Andrée Antore, résidente d'une paisible commune de l'Orne, représente un cas alarmant de confusion administrative. Veuve depuis septembre 2024, elle n'a toujours pas reçu la pension de réversion de son défunt mari, Jean. Étrangement, sa caisse de retraite l’a même déclarée décédée, entraînant plusieurs mois d'impasse concernant sa retraite en 2025.
Brigitte Cabaret, sa fille, détaille la situation : "Nous avons contacté la caisse nationale d’assurance vieillesse (CNAV) d’Île-de-France, mais il a fallu plusieurs tentatives pour obtenir des réponses. En juin, après de nombreuses démarches, la pension personnelle de maman a redémarré, mais sans la réversion qui lui est due," explique-t-elle. La maire de Canapville, Marie-France Tabard, a été choquée par ce scénario : "C'est un véritable fiasco administratif," déclare-t-elle, renforçant le sentiment d'urgence dans cette affaire.
Un parcours du combattant
De février 2025 à avril 2025, Brigitte a été confrontée à des refus de la part des autorités. Elle souligne les difficultés rencontrées pour avoir des interlocuteurs compétents. "On me disait de rappeler dans dix jours, mais aucun avancement n'était constaté. C’est après plusieurs appels que nous avons réalisé que maman avait été déclarée décédée. Comment peut-on laisser une personne dans une telle situation ?" s'indigne Brigitte.

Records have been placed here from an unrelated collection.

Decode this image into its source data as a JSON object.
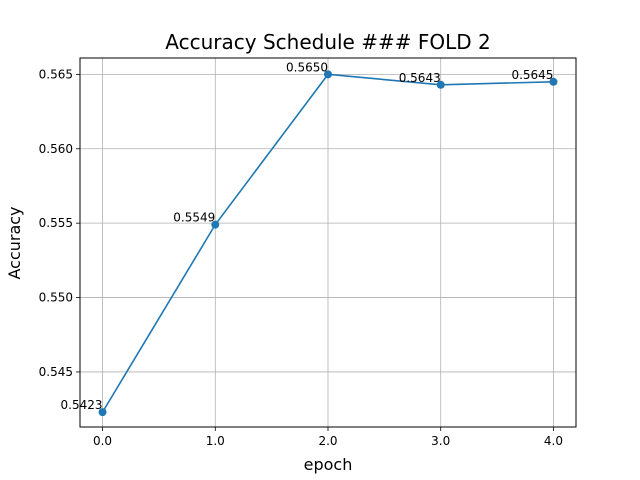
{
  "chart_data": {
    "type": "line",
    "title": "Accuracy Schedule ### FOLD 2",
    "xlabel": "epoch",
    "ylabel": "Accuracy",
    "x": [
      0,
      1,
      2,
      3,
      4
    ],
    "x_tick_labels": [
      "0.0",
      "1.0",
      "2.0",
      "3.0",
      "4.0"
    ],
    "y_ticks": [
      0.545,
      0.55,
      0.555,
      0.56,
      0.565
    ],
    "y_tick_labels": [
      "0.545",
      "0.550",
      "0.555",
      "0.560",
      "0.565"
    ],
    "xlim": [
      -0.2,
      4.2
    ],
    "ylim": [
      0.5413,
      0.5661
    ],
    "grid": true,
    "series": [
      {
        "values": [
          0.5423,
          0.5549,
          0.565,
          0.5643,
          0.5645
        ],
        "labels": [
          "0.5423",
          "0.5549",
          "0.5650",
          "0.5643",
          "0.5645"
        ],
        "color": "#1f77b4",
        "marker": "circle"
      }
    ]
  }
}
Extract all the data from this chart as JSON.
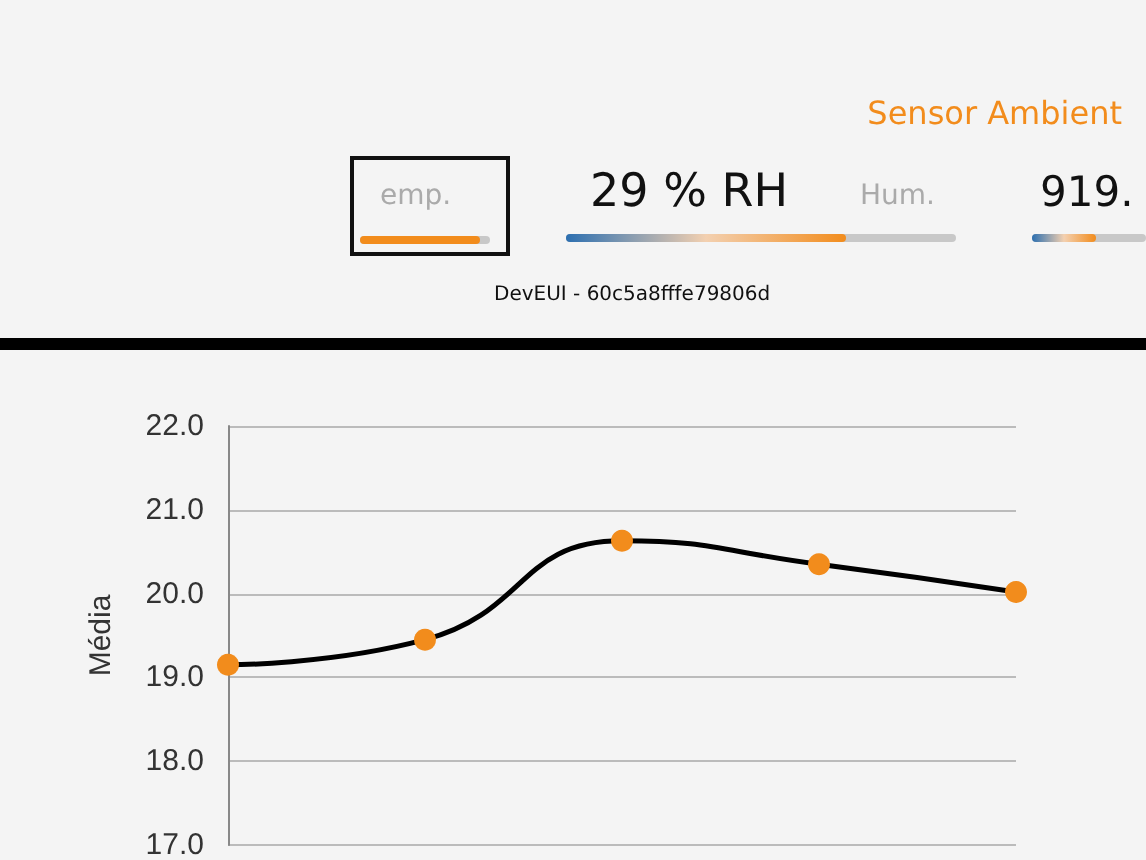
{
  "chart_data": [
    {
      "type": "other",
      "title": "Sensor Ambient",
      "annotations": [
        "emp.",
        "29 % RH",
        "Hum.",
        "919.",
        "DevEUI - 60c5a8fffe79806d"
      ]
    },
    {
      "type": "line",
      "ylabel": "Média",
      "categories": [
        null,
        null,
        null,
        null,
        null
      ],
      "series": [
        {
          "color": "#000000",
          "values": [
            19.15,
            19.45,
            20.63,
            20.35,
            20.02
          ]
        }
      ],
      "ylim": [
        17,
        22
      ],
      "yticks": [
        {
          "value": 17,
          "label": "17.0"
        },
        {
          "value": 18,
          "label": "18.0"
        },
        {
          "value": 19,
          "label": "19.0"
        },
        {
          "value": 20,
          "label": "20.0"
        },
        {
          "value": 21,
          "label": "21.0"
        },
        {
          "value": 22,
          "label": "22.0"
        }
      ],
      "grid": "y",
      "marker": "circle",
      "line_style": "solid",
      "tick_labels": "y"
    }
  ]
}
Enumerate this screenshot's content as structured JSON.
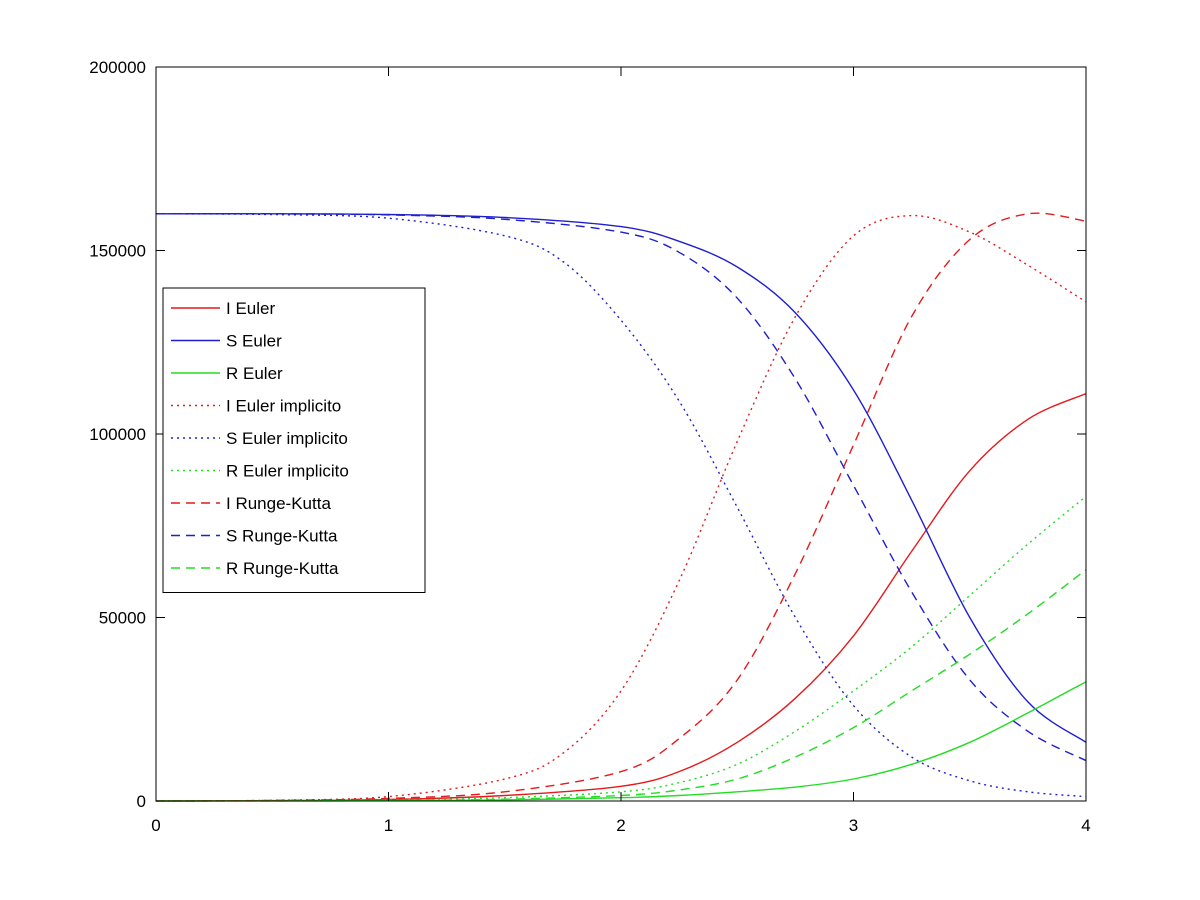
{
  "chart_data": {
    "type": "line",
    "title": "",
    "xlabel": "",
    "ylabel": "",
    "xlim": [
      0,
      4
    ],
    "ylim": [
      0,
      200000
    ],
    "x_ticks": [
      0,
      1,
      2,
      3,
      4
    ],
    "x_tick_labels": [
      "0",
      "1",
      "2",
      "3",
      "4"
    ],
    "y_ticks": [
      0,
      50000,
      100000,
      150000,
      200000
    ],
    "y_tick_labels": [
      "0",
      "50000",
      "100000",
      "150000",
      "200000"
    ],
    "grid": false,
    "legend_position": "middle-left",
    "series": [
      {
        "name": "I Euler",
        "color": "#e41a1c",
        "style": "solid",
        "x": [
          0,
          0.5,
          1,
          1.5,
          2,
          2.25,
          2.5,
          2.75,
          3,
          3.25,
          3.5,
          3.75,
          4
        ],
        "y": [
          0,
          100,
          400,
          1500,
          4000,
          8000,
          16000,
          28000,
          45000,
          68000,
          90000,
          104000,
          111000
        ]
      },
      {
        "name": "S Euler",
        "color": "#1f1fd0",
        "style": "solid",
        "x": [
          0,
          0.5,
          1,
          1.5,
          2,
          2.25,
          2.5,
          2.75,
          3,
          3.25,
          3.5,
          3.75,
          4
        ],
        "y": [
          160000,
          160000,
          159800,
          159000,
          156500,
          152500,
          145500,
          133000,
          112000,
          82000,
          50000,
          27000,
          16000
        ]
      },
      {
        "name": "R Euler",
        "color": "#22dd22",
        "style": "solid",
        "x": [
          0,
          0.5,
          1,
          1.5,
          2,
          2.25,
          2.5,
          2.75,
          3,
          3.25,
          3.5,
          3.75,
          4
        ],
        "y": [
          0,
          20,
          80,
          300,
          900,
          1500,
          2500,
          3800,
          6000,
          10000,
          16000,
          24000,
          32500
        ]
      },
      {
        "name": "I Euler implicito",
        "color": "#e41a1c",
        "style": "dotted",
        "x": [
          0,
          0.5,
          1,
          1.5,
          1.75,
          2,
          2.25,
          2.5,
          2.75,
          3,
          3.25,
          3.5,
          3.75,
          4
        ],
        "y": [
          0,
          200,
          1200,
          6000,
          13000,
          30000,
          60000,
          98000,
          132000,
          154000,
          159500,
          155000,
          146000,
          136000
        ]
      },
      {
        "name": "S Euler implicito",
        "color": "#1f1fd0",
        "style": "dotted",
        "x": [
          0,
          0.5,
          1,
          1.5,
          1.75,
          2,
          2.25,
          2.5,
          2.75,
          3,
          3.25,
          3.5,
          3.75,
          4
        ],
        "y": [
          160000,
          159800,
          158800,
          154000,
          147000,
          131000,
          109000,
          80000,
          50000,
          26000,
          12000,
          5500,
          2500,
          1200
        ]
      },
      {
        "name": "R Euler implicito",
        "color": "#22dd22",
        "style": "dotted",
        "x": [
          0,
          0.5,
          1,
          1.5,
          2,
          2.25,
          2.5,
          2.75,
          3,
          3.25,
          3.5,
          3.75,
          4
        ],
        "y": [
          0,
          50,
          200,
          900,
          2500,
          5000,
          10000,
          19000,
          30000,
          42000,
          56000,
          70000,
          83000
        ]
      },
      {
        "name": "I Runge-Kutta",
        "color": "#e41a1c",
        "style": "dashed",
        "x": [
          0,
          0.5,
          1,
          1.5,
          2,
          2.25,
          2.5,
          2.75,
          3,
          3.25,
          3.5,
          3.75,
          4
        ],
        "y": [
          0,
          150,
          700,
          2500,
          8000,
          17000,
          33000,
          62000,
          97000,
          132000,
          153000,
          160000,
          158000
        ]
      },
      {
        "name": "S Runge-Kutta",
        "color": "#1f1fd0",
        "style": "dashed",
        "x": [
          0,
          0.5,
          1,
          1.5,
          2,
          2.25,
          2.5,
          2.75,
          3,
          3.25,
          3.5,
          3.75,
          4
        ],
        "y": [
          160000,
          160000,
          159700,
          158500,
          155000,
          149500,
          137000,
          115000,
          86000,
          57000,
          33000,
          19000,
          11000
        ]
      },
      {
        "name": "R Runge-Kutta",
        "color": "#22dd22",
        "style": "dashed",
        "x": [
          0,
          0.5,
          1,
          1.5,
          2,
          2.25,
          2.5,
          2.75,
          3,
          3.25,
          3.5,
          3.75,
          4
        ],
        "y": [
          0,
          30,
          150,
          500,
          1500,
          3000,
          6000,
          12000,
          20000,
          30000,
          40000,
          51000,
          63000
        ]
      }
    ]
  }
}
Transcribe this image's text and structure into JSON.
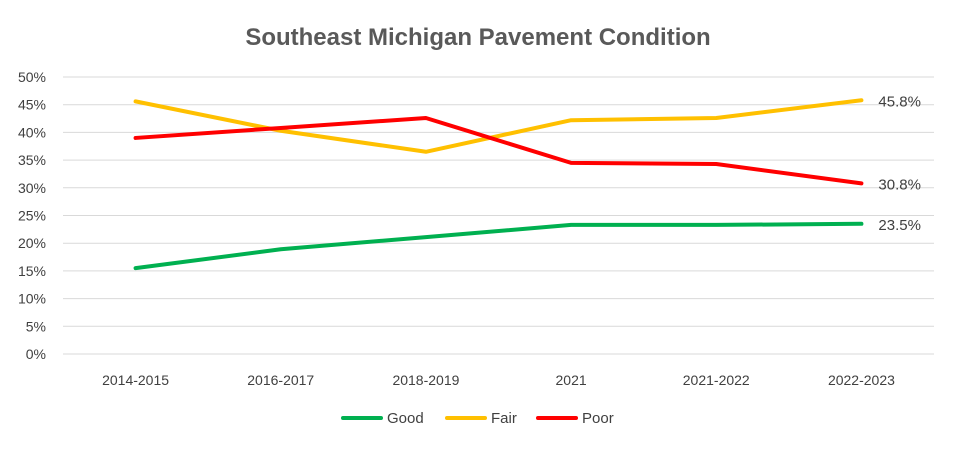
{
  "chart_data": {
    "type": "line",
    "title": "Southeast Michigan Pavement Condition",
    "xlabel": "",
    "ylabel": "",
    "categories": [
      "2014-2015",
      "2016-2017",
      "2018-2019",
      "2021",
      "2021-2022",
      "2022-2023"
    ],
    "ylim": [
      0,
      0.5
    ],
    "y_ticks": [
      "0%",
      "5%",
      "10%",
      "15%",
      "20%",
      "25%",
      "30%",
      "35%",
      "40%",
      "45%",
      "50%"
    ],
    "grid": true,
    "legend_position": "bottom",
    "series": [
      {
        "name": "Good",
        "color": "#00b050",
        "values": [
          0.155,
          0.189,
          0.211,
          0.233,
          0.233,
          0.235
        ],
        "end_label": "23.5%"
      },
      {
        "name": "Fair",
        "color": "#ffc000",
        "values": [
          0.456,
          0.403,
          0.365,
          0.422,
          0.426,
          0.458
        ],
        "end_label": "45.8%"
      },
      {
        "name": "Poor",
        "color": "#ff0000",
        "values": [
          0.39,
          0.408,
          0.426,
          0.345,
          0.343,
          0.308
        ],
        "end_label": "30.8%"
      }
    ]
  }
}
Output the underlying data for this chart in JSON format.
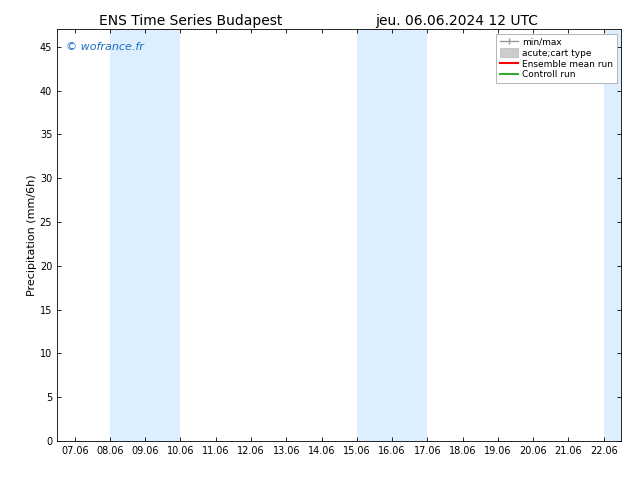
{
  "title_left": "ENS Time Series Budapest",
  "title_right": "jeu. 06.06.2024 12 UTC",
  "ylabel": "Precipitation (mm/6h)",
  "watermark": "© wofrance.fr",
  "watermark_color": "#1a6ec2",
  "ylim": [
    0,
    47
  ],
  "yticks": [
    0,
    5,
    10,
    15,
    20,
    25,
    30,
    35,
    40,
    45
  ],
  "xtick_labels": [
    "07.06",
    "08.06",
    "09.06",
    "10.06",
    "11.06",
    "12.06",
    "13.06",
    "14.06",
    "15.06",
    "16.06",
    "17.06",
    "18.06",
    "19.06",
    "20.06",
    "21.06",
    "22.06"
  ],
  "n_xticks": 16,
  "shaded_regions": [
    {
      "xmin": 1,
      "xmax": 3,
      "color": "#ddeeff"
    },
    {
      "xmin": 8,
      "xmax": 10,
      "color": "#ddeeff"
    },
    {
      "xmin": 15,
      "xmax": 16,
      "color": "#ddeeff"
    }
  ],
  "legend_items": [
    {
      "label": "min/max",
      "color": "#999999",
      "lw": 1.0,
      "ls": "-",
      "type": "errbar"
    },
    {
      "label": "acute;cart type",
      "color": "#cccccc",
      "lw": 8,
      "ls": "-",
      "type": "patch"
    },
    {
      "label": "Ensemble mean run",
      "color": "#ff0000",
      "lw": 1.5,
      "ls": "-",
      "type": "line"
    },
    {
      "label": "Controll run",
      "color": "#33aa33",
      "lw": 1.5,
      "ls": "-",
      "type": "line"
    }
  ],
  "bg_color": "#ffffff",
  "plot_bg_color": "#ffffff",
  "tick_fontsize": 7,
  "label_fontsize": 8,
  "title_fontsize": 10,
  "watermark_fontsize": 8
}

Face à cette inertie, la mère et la fille ont dû entreprendre un parcours sinueux pour prouver que tout cela n'était qu'une erreur. "Je me demande comment les personnes âgées isolées peuvent faire face à un tel défi," s'inquiète Marie-France Tabard. Ce témoignage illustre non seulement une réalité très préoccupante pour de nombreuses familles, mais questionne aussi le fonctionnement de l’administration auprès des plus vulnérables.
En janvier 2026, malgré ces avancées, Andrée Antore est toujours sans nouvelles concernant sa pension de réversion. Les déclarations de décès erronées et la lenteur administrative soulevées par ce cas interpellent sur la manière dont les informations circulent au sein de la CNAV. "Nous avons soumis les pièces justificatives depuis plus d'un an. Pourquoi cette situation perdure-t-elle ?" déplore Brigitte.
Les préoccupations d'Andrée et de sa famille font écho à d’autres histoires similaires relayées par les médias, comme celle-ci où un homme de 64 ans avait également été déclaré décédé à tort. Le besoin urgent de moderniser et d'harmoniser les procédures administratives pour éviter ce type d'incidents devient clair.